Or, si plusieurs travaux – par exemple, ceux de l’Agence internationale de l’énergie sur la sécurité d’approvisionnement en minerais critiques, de l’Organisation de coopération et de développement économiques (OCDE) sur les chaînes de valeur et les restrictions à l’exportation, ou encore du Fonds monétaire international (FMI) et de la Banque mondiale sur la vulnérabilité budgétaire des pays riches en ressources – évaluent déjà les risques d’approvisionnement ou les enjeux géopolitiques liés à ces matières premières, il existe encore peu d’outils pour mesurer concrètement ce que cette volatilité implique pour les finances publiques des pays producteurs, alors qu’un tel indice est essentiel pour éclairer les décisions budgétaires et de gestion des risques.

Pour analyser ces dynamiques et mieux mesurer cette exposition, un indice de risque fiscal (Fiscal Revenue Risk Index) a été développé dans une étude récente que j’ai menée. Il prend en compte la dépendance des recettes publiques aux minerais, la volatilité historique des prix et l’évolution de la demande. Les résultats révèlent des contrastes marqués : le Mozambique, le Gabon et la République démocratique du Congo présentent des scores de risque élevés. L’Argentine, grande productrice de lithium, voit son risque croître fortement entre 2030 et 2040, tandis que le Mexique et les Philippines, grâce à des économies plus diversifiées, apparaissent plus stables.

Un impact réel pour les populations

La question n’est pas abstraite. Les recettes fiscales financent les services publics. Si elles s’effondrent à cause d’une chute du prix du cobalt ou du cuivre, les gouvernements risquent de réduire les dépenses sociales, de repousser des investissements en santé ou en éducation, ou encore d’augmenter brutalement les impôts. Autrement dit, la volatilité des minerais peut se traduire directement dans la vie quotidienne des populations.

Trois pistes ressortent des travaux récents sur la vulnérabilité fiscale liée aux minerais critiques :

  • Diversifier les économies : réduire la dépendance aux recettes minières en développant d’autres secteurs comme l’agriculture, l’industrie manufacturière ou les services.

  • Mettre en place des fonds de stabilisation : épargner une partie des revenus tirés des minerais lors des périodes de prix élevés pour amortir les chocs en cas de chute brutale.
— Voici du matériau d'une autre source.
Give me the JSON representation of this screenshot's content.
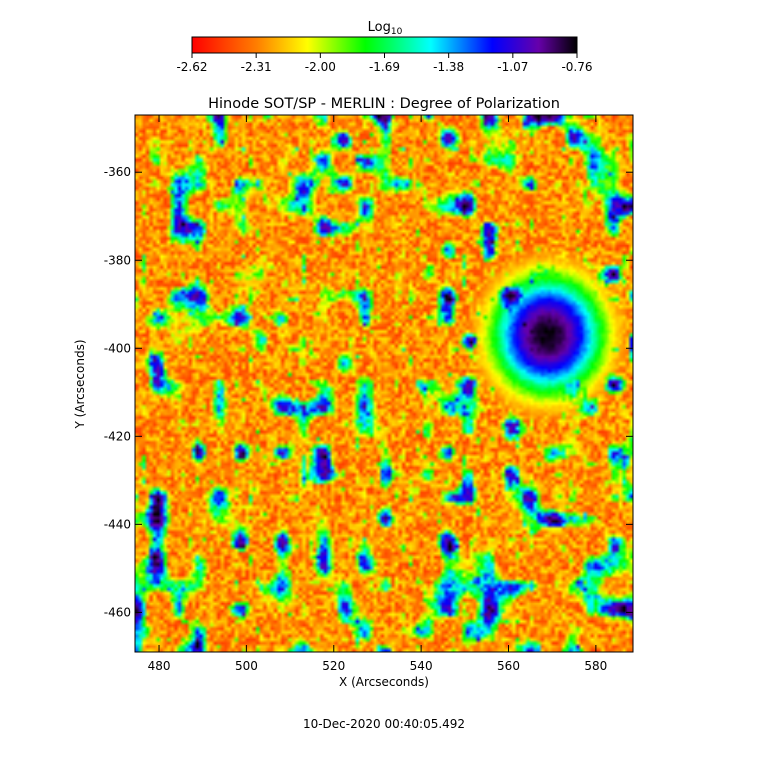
{
  "chart_data": {
    "type": "heatmap",
    "title": "Hinode SOT/SP - MERLIN : Degree of Polarization",
    "xlabel": "X (Arcseconds)",
    "ylabel": "Y (Arcseconds)",
    "xlim": [
      474.5,
      588.5
    ],
    "ylim": [
      -469,
      -347
    ],
    "x_ticks": [
      480,
      500,
      520,
      540,
      560,
      580
    ],
    "y_ticks": [
      -360,
      -380,
      -400,
      -420,
      -440,
      -460
    ],
    "colorbar": {
      "label_base": "Log",
      "label_sub": "10",
      "ticks": [
        "-2.62",
        "-2.31",
        "-2.00",
        "-1.69",
        "-1.38",
        "-1.07",
        "-0.76"
      ],
      "range": [
        -2.62,
        -0.76
      ],
      "colormap": [
        "#ff0000",
        "#ff8000",
        "#ffff00",
        "#00ff00",
        "#00ffff",
        "#0000ff",
        "#6600aa",
        "#000000"
      ]
    },
    "features": {
      "sunspot_center": [
        569,
        -397
      ],
      "sunspot_core_value": -0.85,
      "background_value": -2.5
    },
    "timestamp": "10-Dec-2020 00:40:05.492"
  }
}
L’exemple des fonds souverains, comme celui de la Norvège alimenté par le pétrole, illustre ce mécanisme.

  • Renforcer la coopération internationale : les pays consommateurs et producteurs ont intérêt à mieux coordonner leurs politiques. L’Union européenne (UE), avec son Critical Raw Materials Act, cherche à sécuriser ses approvisionnements, mais elle pourrait aussi contribuer à aider les pays producteurs à gérer la volatilité et à investir dans un développement durable.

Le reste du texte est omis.